K: I can’t argue with that logic. It is the nerves’ way of saying that they are starving and gasping for breath.
R: This is why we all have a type of reflex behavior known as pandiculation. You know it as the urge to stretch and yawn. It is another way in which the body causes us to move instinctively.
K: That makes sense. We see that in our pets. Dogs and cats stretch and yawn all the time. It is an instinctive activity that keeps these naturally active predatory animals strong and supple in a much more sedentary lifestyle than they would have in the wild. It is also why the practice of yoga is so beneficial to us.
R: Speaking of blood flow, we all know that the cerebellum modulates muscular coordination, but we recently learned that it controls the distribution of blood to all of the organs of the body.

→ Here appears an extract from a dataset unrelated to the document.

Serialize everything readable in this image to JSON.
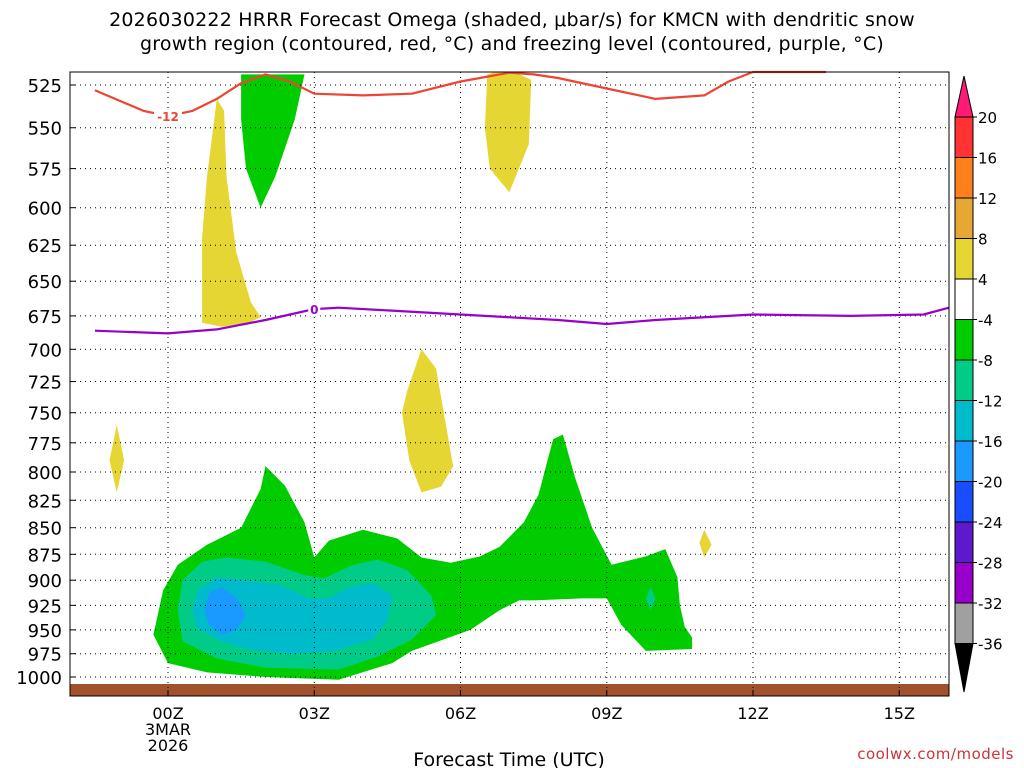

K: Wow! That is huge. It explains why even a mild level of cerebellar ataxia is so devastating to the whole body.
I have seen a number of cerebellar ataxias through the years and have had good results with them. I currently have two young women in my practice who have Fredrick’s ataxia, a genetic form that is only passed on if both parents have the gene.

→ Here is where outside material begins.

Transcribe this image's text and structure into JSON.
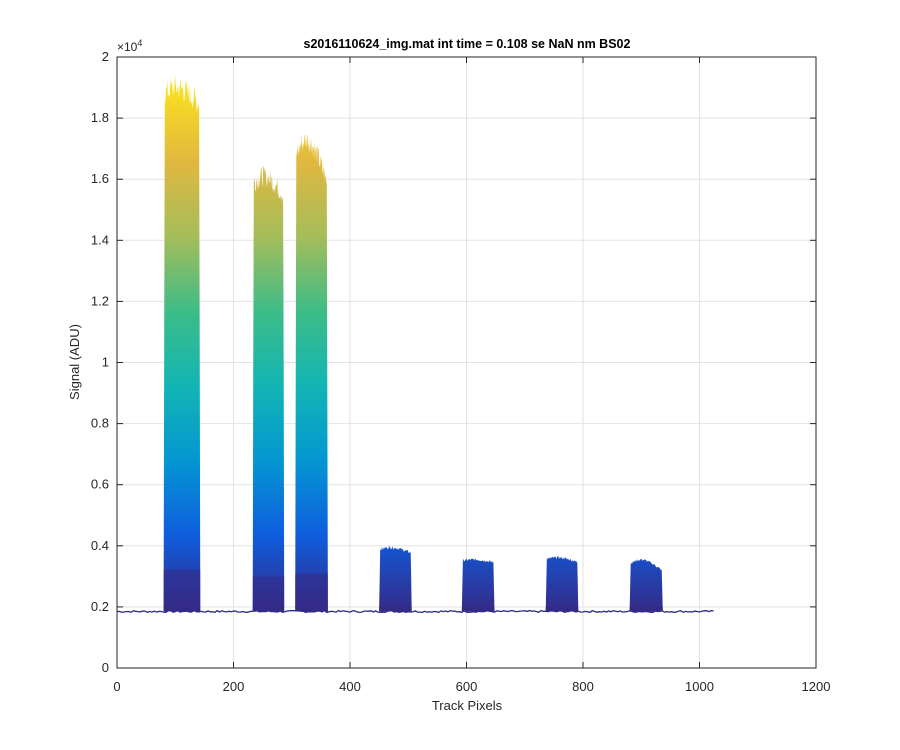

Both have benefited greatly by chiropractic. While there is no cure, I have been able to slow the progressive deterioration that people with it normally experience. It also explains why I have been successful in improving the circulation to their extremities. I’ll bet that I will do even better when I speak to their bodies in “ectoderm-ese.”
R: Bill, you obviously get all of this, so I am sure you will agree with another paradigm shift.
It is for us to move away from being an operator to an inter-actor. An operator, in the way a surgeon operates on a patient, is purely allopathic. It is something that the patient submits to in faith. When we work with our patients as an inter-actor, it is a joint, cooperative effort.
K: I agree with that. It is symbiotic and much better aligned to our vitalistic approach to healthcare.
R: That’s it, Bill. I believe that it is the direction we need to go as a profession.
K: There is no doubt in my mind that you are correct. It is the right message for our time. Healthcare as we have known it is changing as we speak. Now more than ever it is important for people to be proactive and informed in order not to be victimized by the medical industrial complex which is already rationing care based on cost effectiveness, not patient needs.
Those of us who practice interactively with our patients will be well positioned to be the natural choice in healthcare for those who are sophisticated and smart enough to seek our services.
R: Amen to that. We are on the same page.
K: Thanks Jeff. I really enjoyed this conversation and certainly learned a lot.